Treatment of Insomnia in the Elderly
Cognitive Behavioral Therapy for Insomnia (CBT-I) should be used as the first-line treatment for all elderly patients with chronic insomnia due to its proven efficacy, safety, and long-term benefits compared to pharmacological options. 1
First-Line Treatment: Psychological and Behavioral Interventions
CBT-I Components
CBT-I is a multimodal therapy that includes:
- Cognitive therapy: Addressing misconceptions and unrealistic expectations about sleep
- Stimulus control: Strengthening the association between bed and sleep
- Sleep restriction: Limiting time in bed to increase sleep efficiency
- Relaxation techniques: Reducing physical and cognitive arousal
- Sleep hygiene education: Improving sleep-related behaviors and environment 1
Efficacy in Elderly
- Moderate-quality evidence shows CBT-I improves global sleep outcomes in older adults, including:
- Improved sleep quality scores (PSQI and ISI)

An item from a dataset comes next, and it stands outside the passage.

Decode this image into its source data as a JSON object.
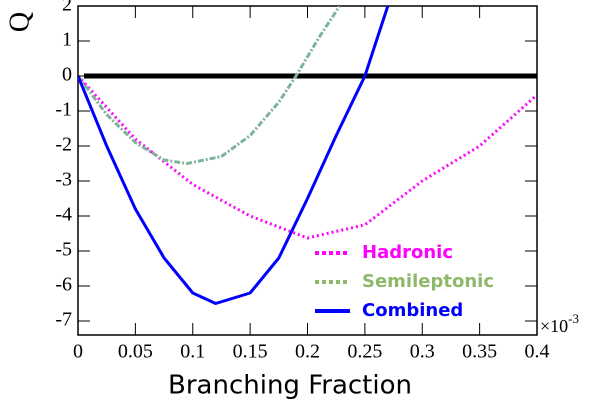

- Reduced sleep onset latency
- Improved sleep efficiency
- Reduced wake time after sleep onset 1
Delivery Methods
CBT-I can be delivered through:
- Individual or group therapy
- Telephone or web-based modules
- Self-help books
- Primary care settings 1
Evidence of Superiority
A randomized controlled trial comparing CBT-I to zopiclone (a hypnotic medication) in older adults found that CBT-I:
- Improved sleep efficiency from 81.4% to 90.1% at 6-month follow-up (compared to a decrease from 82.3% to 81.9% with zopiclone)
- Increased time spent in slow-wave sleep
- Reduced nighttime wakefulness
- Provided superior long-term outcomes 2
Second-Line Treatment: Pharmacological Options
When CBT-I alone is unsuccessful, pharmacological therapy may be considered as an adjunctive treatment using a shared decision-making approach that discusses benefits, harms, and costs 1.
Recommended Medication Sequence for Elderly
Short-intermediate acting benzodiazepine receptor agonists (BzRAs) or ramelteon:
Low-dose doxepin or suvorexant:
- Particularly effective for sleep maintenance 3
Sedating antidepressants (if comorbid depression/anxiety):
- Trazodone, amitriptyline, doxepin, mirtazapine 1
Medication Selection Based on Symptom Pattern
- Sleep onset insomnia: Ramelteon or short-acting Z-drugs
- Sleep maintenance: Suvorexant or low-dose doxepin
- Both onset and maintenance: Eszopiclone or extended-release zolpidem
- Middle-of-night awakenings: Low-dose sublingual zolpidem or zaleplon 3
Important Cautions and Considerations
Medication Risks in Elderly
- Hypnotic drugs may be associated with serious adverse effects:
- Increased risk of dementia
- Falls and fractures
- Daytime impairment
- "Sleep driving" and behavioral abnormalities
- Worsening depression 1
Key Recommendations
- Avoid benzodiazepines in elderly patients when possible 3
- Use lower doses of medications than those typically prescribed for younger adults 1
- Limit pharmacological treatment to short-term use (4-5 weeks) as recommended by FDA 1
- Avoid OTC sleep aids and antihistamines due to lack of efficacy data and safety concerns 1
- Do not use sleep hygiene education alone - it should be combined with other therapies 1
Follow-up and Monitoring
- Regular clinical reassessment every few weeks during initial treatment
- Use sleep diaries to monitor progress
- Reassess every 6 months after stabilization, as relapse rates are high 1
- For those on medications, regularly evaluate the need for continued pharmacotherapy
Conclusion for Clinical Practice
The evidence strongly supports initiating treatment with CBT-I for elderly patients with insomnia, with demonstrated efficacy equal to or better than pharmacological options without the associated risks. Medications should be reserved for cases where CBT-I alone is insufficient, used at the lowest effective dose, for the shortest duration possible, and selected based on the specific sleep complaint pattern.